No one is outside Jesus' reach, Pastor Rick Warren of Saddleback Church believes, and this is why he is sharing how people can help others find hope and healing through God.
"I believe that small groups are a vital part of helping so-called hopeless people find healing. One of the parts I like best about being in a small group is that you can pray for one another's 'hopeless' cases," he wrote in his website. "We can lean upon the faith of others when we start to doubt."
Christians should exhibit seven characteristics when dealing with such "hopeless" people as an alcoholic relative or a drug-addicted parent, or Warren said.
The first characteristic is compassion. People who are hurting need a lot of care, and they can definitely benefit from it. If people are not too preoccupied with their own needs, then they can exhibit more care and compassion.
The next is faith, and Warren cited the Bible verse Luke 5:20: "When Jesus saw their faith, He said, 'Friend, your sins are forgiven.'"
"It wasn't the paralytic's faith that made him well; it was the faith of his friends. How many people do you know who are so paralysed they can't believe in God? That's when we have to believe for them," he urged.

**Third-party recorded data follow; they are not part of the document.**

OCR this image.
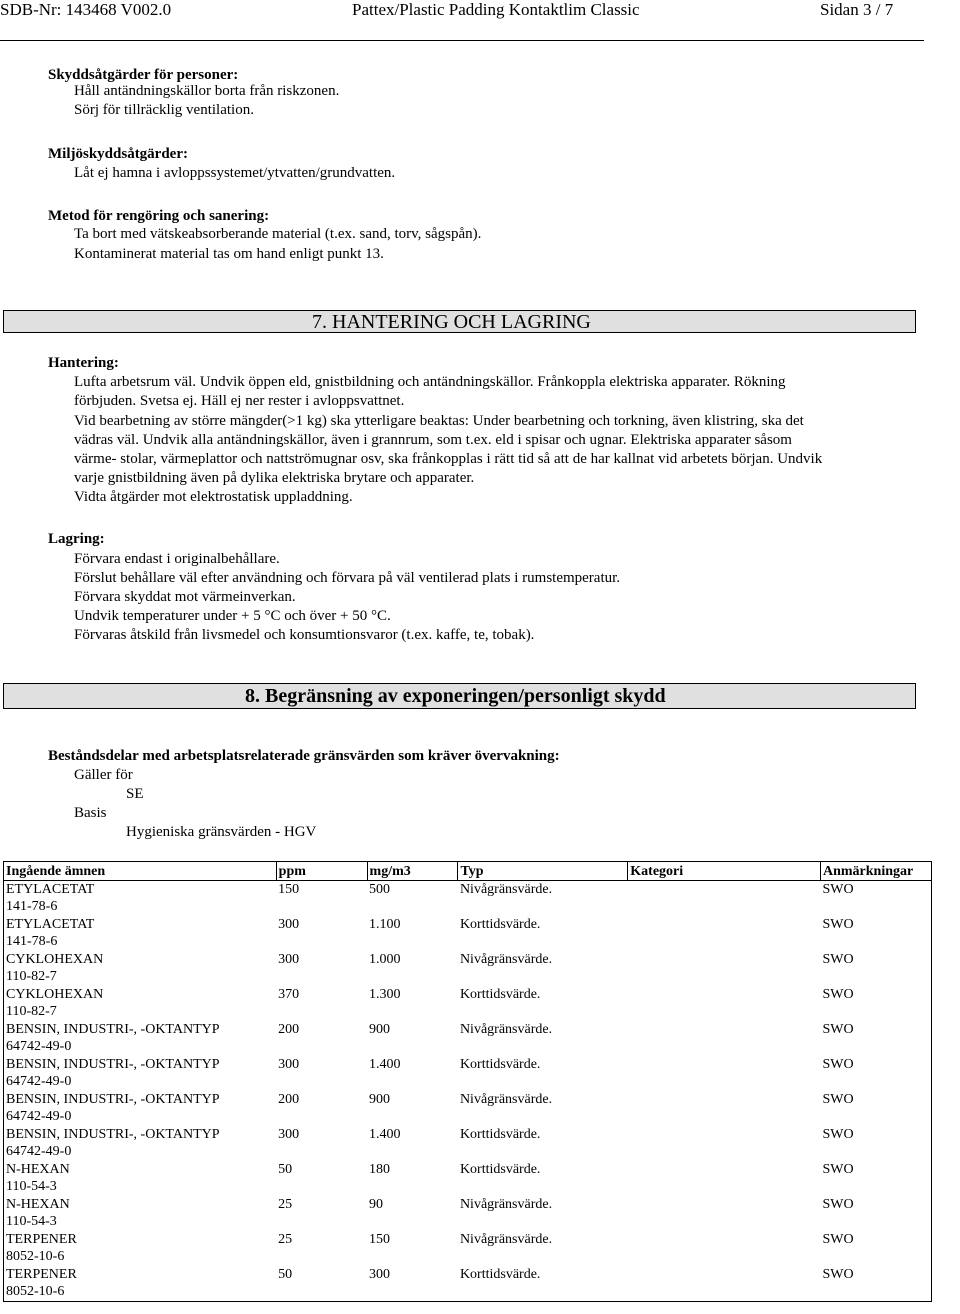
SDB-Nr: 143468 V002.0	Pattex/Plastic Padding Kontaktlim Classic	Sidan 3 / 7
Skyddsåtgärder för personer:
Håll antändningskällor borta från riskzonen.
Sörj för tillräcklig ventilation.
Miljöskyddsåtgärder:
Låt ej hamna i avloppssystemet/ytvatten/grundvatten.
Metod för rengöring och sanering:
Ta bort med vätskeabsorberande material (t.ex. sand, torv, sågspån).
Kontaminerat material tas om hand enligt punkt 13.
7. HANTERING OCH LAGRING
Hantering:
Lufta arbetsrum väl. Undvik öppen eld, gnistbildning och antändningskällor. Frånkoppla elektriska apparater. Rökning
förbjuden. Svetsa ej. Häll ej ner rester i avloppsvattnet.
Vid bearbetning av större mängder(>1 kg) ska ytterligare beaktas: Under bearbetning och torkning, även klistring, ska det
vädras väl. Undvik alla antändningskällor, även i grannrum, som t.ex. eld i spisar och ugnar. Elektriska apparater såsom
värme- stolar, värmeplattor och nattströmugnar osv, ska frånkopplas i rätt tid så att de har kallnat vid arbetets början. Undvik
varje gnistbildning även på dylika elektriska brytare och apparater.
Vidta åtgärder mot elektrostatisk uppladdning.
Lagring:
Förvara endast i originalbehållare.
Förslut behållare väl efter användning och förvara på väl ventilerad plats i rumstemperatur.
Förvara skyddat mot värmeinverkan.
Undvik temperaturer under + 5 °C och över + 50 °C.
Förvaras åtskild från livsmedel och konsumtionsvaror (t.ex. kaffe, te, tobak).
8. Begränsning av exponeringen/personligt skydd
Beståndsdelar med arbetsplatsrelaterade gränsvärden som kräver övervakning:
Gäller för
SE
Basis
Hygieniska gränsvärden - HGV
Ingående ämnen	ppm	mg/m3	Typ	Kategori	Anmärkningar

ETYLACETAT
141-78-6	150	500	Nivågränsvärde.		SWO

ETYLACETAT
141-78-6	300	1.100	Korttidsvärde.		SWO

CYKLOHEXAN
110-82-7	300	1.000	Nivågränsvärde.		SWO

CYKLOHEXAN
110-82-7	370	1.300	Korttidsvärde.		SWO

BENSIN, INDUSTRI-, -OKTANTYP
64742-49-0	200	900	Nivågränsvärde.		SWO

BENSIN, INDUSTRI-, -OKTANTYP
64742-49-0	300	1.400	Korttidsvärde.		SWO

BENSIN, INDUSTRI-, -OKTANTYP
64742-49-0	200	900	Nivågränsvärde.		SWO

BENSIN, INDUSTRI-, -OKTANTYP
64742-49-0	300	1.400	Korttidsvärde.		SWO

N-HEXAN
110-54-3	50	180	Korttidsvärde.		SWO

N-HEXAN
110-54-3	25	90	Nivågränsvärde.		SWO

TERPENER
8052-10-6	25	150	Nivågränsvärde.		SWO

TERPENER
8052-10-6	50	300	Korttidsvärde.		SWO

The third important thing to do is intervene. People should definitely pray for their "hopeless" friends, but they need to take action as well. It will not be enough to just pray for someone who is hurting and caught in sin, Warren said.
The fourth is persistence. "We all get discouraged as we try to reach our family, friends, and acquaintances with the Gospel. But we can't give up!" Warren said.
People need to be innovative, too, when dealing with hopelessness, and this fifth characteristic can definitely help bring people closer to Jesus. "Small groups that won't step out of the box won't be willing to be messy enough to be instruments of healing," he said.
The next is cooperation. People in small groups need to work together in order to become a supportive community that will serve as a powerful witness to God. And lastly, people need to sacrifice. "Whether it's time, money, effort, or whatever, there is always a cost to bringing someone to Christ," he said.